Hayatımın bir döneminde farklı müzik tarzlarıyla ilgilenmeye başlamıştım. Metal ve rock müziğin ilgimi çektiği bir dönemde Anathema grubunun ‘Forgotten Hopes’ şarkısıyla karşılaştım ve sözleri çok hoşuma gitti. Ben de bloguma bu ismi vermeye karar verdim; blogunuzun ne yönde şekil alacağını az çok kestiriyorsunuz. Sonuçta kendinizi tanıyorsunuz. Bence blogum için çok uygun bir isim oldu diye düşünüyorum; çünkü paylaşımlarım çoğu zaman biraz hüzün dolu; ama mücadeleyi bırakmayın mesajı da veriyorlar genellikle. Sizin de bahsettiğiniz gibi ‘Old Passions’ yazım da buna güzel bir örnek. Yazar ismine gelirsek, anime izlemeyi çok seviyorum. Rukia Kuchiki ‘Bleach’ adında çok popüler olan bir Japon animesinden bir karakter. Kişilik özelliği olarak pek bir ortak noktamız olduğunu söyleyemem. Bu ismi kendimle özdeşleştirmemin nedeni tamamen ismi ve fiziksel görünüşü. Benim ismim Rukiye, onun ismi de Rukia ve tipini, saçlarını vs. kendime çok benzetiyorum. Hatta Rukia’yı ilk gördüğümde benim anime versiyonumu yapmışlar demiştim. Bu sebeple ‘Rukia Kuchiki’ ismini kullanmayı tercih ettim. Fakat kendi ismimi de gizli tutmuyorum. Şiir çevirilerimin ve diğer bazı yazılarımın altında gerçek ismimi kullanıyorum.
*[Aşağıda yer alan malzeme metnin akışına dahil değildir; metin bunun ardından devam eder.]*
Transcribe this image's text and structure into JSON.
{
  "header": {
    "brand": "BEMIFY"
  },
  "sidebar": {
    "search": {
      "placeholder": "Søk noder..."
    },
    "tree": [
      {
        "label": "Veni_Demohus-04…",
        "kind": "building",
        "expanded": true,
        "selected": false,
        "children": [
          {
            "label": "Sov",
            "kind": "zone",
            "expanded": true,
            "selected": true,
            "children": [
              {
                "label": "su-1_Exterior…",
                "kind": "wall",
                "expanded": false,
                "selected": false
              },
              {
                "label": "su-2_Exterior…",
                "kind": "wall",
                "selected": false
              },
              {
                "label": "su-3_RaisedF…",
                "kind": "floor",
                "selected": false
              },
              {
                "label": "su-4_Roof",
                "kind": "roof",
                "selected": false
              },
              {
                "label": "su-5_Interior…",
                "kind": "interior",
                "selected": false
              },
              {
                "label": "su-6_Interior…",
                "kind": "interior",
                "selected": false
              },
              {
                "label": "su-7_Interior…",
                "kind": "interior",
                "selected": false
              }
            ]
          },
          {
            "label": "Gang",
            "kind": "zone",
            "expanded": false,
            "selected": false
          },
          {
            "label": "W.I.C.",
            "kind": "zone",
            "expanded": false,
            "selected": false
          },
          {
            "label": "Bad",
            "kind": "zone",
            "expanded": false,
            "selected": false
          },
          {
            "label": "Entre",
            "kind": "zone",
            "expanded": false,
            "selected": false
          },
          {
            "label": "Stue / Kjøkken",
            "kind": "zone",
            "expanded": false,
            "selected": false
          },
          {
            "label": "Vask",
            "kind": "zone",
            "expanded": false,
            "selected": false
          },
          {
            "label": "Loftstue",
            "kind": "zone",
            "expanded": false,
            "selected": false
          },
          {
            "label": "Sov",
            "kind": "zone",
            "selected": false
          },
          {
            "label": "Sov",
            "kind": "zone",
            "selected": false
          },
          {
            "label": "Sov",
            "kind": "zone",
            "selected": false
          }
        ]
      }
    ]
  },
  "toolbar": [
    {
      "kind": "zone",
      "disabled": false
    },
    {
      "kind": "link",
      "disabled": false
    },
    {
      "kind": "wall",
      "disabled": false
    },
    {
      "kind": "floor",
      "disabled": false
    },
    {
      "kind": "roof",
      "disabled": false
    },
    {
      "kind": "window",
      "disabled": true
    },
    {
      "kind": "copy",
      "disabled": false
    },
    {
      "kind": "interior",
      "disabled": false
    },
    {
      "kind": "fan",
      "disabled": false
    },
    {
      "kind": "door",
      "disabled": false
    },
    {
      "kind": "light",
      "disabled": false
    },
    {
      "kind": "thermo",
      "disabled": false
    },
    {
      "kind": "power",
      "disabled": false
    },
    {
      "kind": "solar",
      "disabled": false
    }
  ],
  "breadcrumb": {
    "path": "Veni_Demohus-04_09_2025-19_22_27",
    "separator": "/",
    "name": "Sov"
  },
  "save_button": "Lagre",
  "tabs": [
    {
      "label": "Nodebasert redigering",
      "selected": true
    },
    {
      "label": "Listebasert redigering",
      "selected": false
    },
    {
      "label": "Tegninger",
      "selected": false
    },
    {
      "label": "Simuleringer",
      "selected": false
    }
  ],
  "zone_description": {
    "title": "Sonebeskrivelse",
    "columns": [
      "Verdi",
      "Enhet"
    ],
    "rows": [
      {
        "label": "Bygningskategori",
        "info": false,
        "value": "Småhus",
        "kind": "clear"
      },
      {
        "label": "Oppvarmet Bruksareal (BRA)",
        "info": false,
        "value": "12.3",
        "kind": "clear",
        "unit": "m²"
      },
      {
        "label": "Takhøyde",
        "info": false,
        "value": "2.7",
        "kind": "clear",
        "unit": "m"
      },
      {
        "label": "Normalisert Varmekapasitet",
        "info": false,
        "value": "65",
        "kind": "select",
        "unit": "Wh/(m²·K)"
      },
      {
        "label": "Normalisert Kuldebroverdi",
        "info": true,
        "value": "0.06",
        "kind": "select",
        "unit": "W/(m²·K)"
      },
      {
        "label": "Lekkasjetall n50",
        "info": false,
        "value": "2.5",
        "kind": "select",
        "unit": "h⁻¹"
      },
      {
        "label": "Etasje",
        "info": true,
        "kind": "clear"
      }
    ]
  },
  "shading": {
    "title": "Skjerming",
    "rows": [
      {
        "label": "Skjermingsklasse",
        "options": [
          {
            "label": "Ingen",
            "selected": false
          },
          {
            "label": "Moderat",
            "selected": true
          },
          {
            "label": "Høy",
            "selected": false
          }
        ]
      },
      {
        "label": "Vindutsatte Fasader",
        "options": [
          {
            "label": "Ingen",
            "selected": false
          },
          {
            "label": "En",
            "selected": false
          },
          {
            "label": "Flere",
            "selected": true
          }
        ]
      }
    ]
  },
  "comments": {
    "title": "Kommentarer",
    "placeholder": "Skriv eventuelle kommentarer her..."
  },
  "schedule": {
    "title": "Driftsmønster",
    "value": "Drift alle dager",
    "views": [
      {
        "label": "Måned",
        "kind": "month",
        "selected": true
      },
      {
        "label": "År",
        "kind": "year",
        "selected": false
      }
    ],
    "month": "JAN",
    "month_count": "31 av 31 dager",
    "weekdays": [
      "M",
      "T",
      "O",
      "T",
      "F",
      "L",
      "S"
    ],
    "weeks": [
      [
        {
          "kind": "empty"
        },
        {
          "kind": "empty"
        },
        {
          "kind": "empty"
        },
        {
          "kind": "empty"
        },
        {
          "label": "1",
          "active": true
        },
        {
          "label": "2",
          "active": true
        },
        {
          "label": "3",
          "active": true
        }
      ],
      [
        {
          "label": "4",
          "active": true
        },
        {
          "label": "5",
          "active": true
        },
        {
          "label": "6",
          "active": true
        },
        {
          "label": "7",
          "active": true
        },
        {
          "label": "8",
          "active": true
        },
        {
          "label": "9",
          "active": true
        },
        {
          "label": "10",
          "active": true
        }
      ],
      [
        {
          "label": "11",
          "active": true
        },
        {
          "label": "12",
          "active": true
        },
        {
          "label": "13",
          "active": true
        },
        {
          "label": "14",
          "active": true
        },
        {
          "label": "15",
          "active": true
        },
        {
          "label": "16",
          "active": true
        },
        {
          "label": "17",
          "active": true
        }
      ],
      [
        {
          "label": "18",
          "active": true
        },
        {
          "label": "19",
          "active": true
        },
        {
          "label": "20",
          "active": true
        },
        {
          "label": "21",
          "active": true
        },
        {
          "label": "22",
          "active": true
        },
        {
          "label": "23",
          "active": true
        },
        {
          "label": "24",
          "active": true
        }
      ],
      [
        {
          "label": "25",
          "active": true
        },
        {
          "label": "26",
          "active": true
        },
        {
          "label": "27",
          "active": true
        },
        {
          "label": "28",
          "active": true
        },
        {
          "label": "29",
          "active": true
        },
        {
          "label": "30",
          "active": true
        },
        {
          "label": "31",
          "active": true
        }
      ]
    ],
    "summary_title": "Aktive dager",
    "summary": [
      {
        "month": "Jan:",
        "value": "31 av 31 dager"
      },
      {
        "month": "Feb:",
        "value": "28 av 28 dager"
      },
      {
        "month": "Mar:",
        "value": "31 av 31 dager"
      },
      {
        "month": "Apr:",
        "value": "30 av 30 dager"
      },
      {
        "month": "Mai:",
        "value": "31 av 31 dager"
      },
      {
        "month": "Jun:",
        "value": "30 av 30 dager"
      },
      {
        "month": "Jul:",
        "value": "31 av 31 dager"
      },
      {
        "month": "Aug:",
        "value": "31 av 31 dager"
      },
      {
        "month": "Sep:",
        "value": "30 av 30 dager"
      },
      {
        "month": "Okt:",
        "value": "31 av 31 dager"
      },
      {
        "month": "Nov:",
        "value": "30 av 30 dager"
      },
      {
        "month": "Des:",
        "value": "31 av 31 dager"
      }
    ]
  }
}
Üniversite eğitimim için İstanbul’a ilk geldiğimde ve üniversite son sınıfa kadar da bir köy öğretmeni olmak istiyordum hep ve içimde bir yerlerde bu arzu hala var; fakat maalesef bu arzuyu hiç gerçekleştiremeyeceğim sanırım. Hayat beni çok farklı bir yoldan götürüyor. Hayatta edindiğimiz tecrübeler, aldığımız eğitim, karşılaştığımız insanlar, bunların hepsi hayat akışımızı da, hayattan beklentilerimizi de etkiliyor ve belirliyor. İstanbul’da bir üniversitede okutman olarak çalışıyorum. Aynı zamanda yüksek lisans yapıyorum ve şu an işim ve eğitimim hayatımda çok önemli bir yer kaplıyor. Bu yoğunluk içinde rutinimi değiştirmek, bir anda her şeyi geride bırakıp farklı bir yöne doğru ilerlemek benim için büyük bir lüks olurdu. Çok yoğun hayatlar yaşıyoruz bir çoğumuz, bundan şikayet ediyoruz çoğu zaman, ve zaman zaman tükenmiş hissediyoruz; fakat bazen gizli bir haz almıyor da değiliz bu yoğunluktan, hele geliştiğimizi hissediyorsak. Sadece bunu kendimize itiraf etmekten kaçıyoruz bence. Bunların dışında Taksimsanat’ta gitar ve çizim dersleri aldım. Çizim yapmayı çok seviyorum. Vaktim olduğu zaman kendimi şiire ve çizime veriyorum. Blogumda da ders almadan öncesine ait bir kaç çizimimi görebilirsiniz. Eski tutkularım öldü mü? Hayır asla, pek öleceğe de benzemiyorlar ve beni ben yapan karakterimi yansıtan şeyler de bu eski tutkular zaten. Nitekim blog yazılarıma da ilham kaynağı oluyorlar.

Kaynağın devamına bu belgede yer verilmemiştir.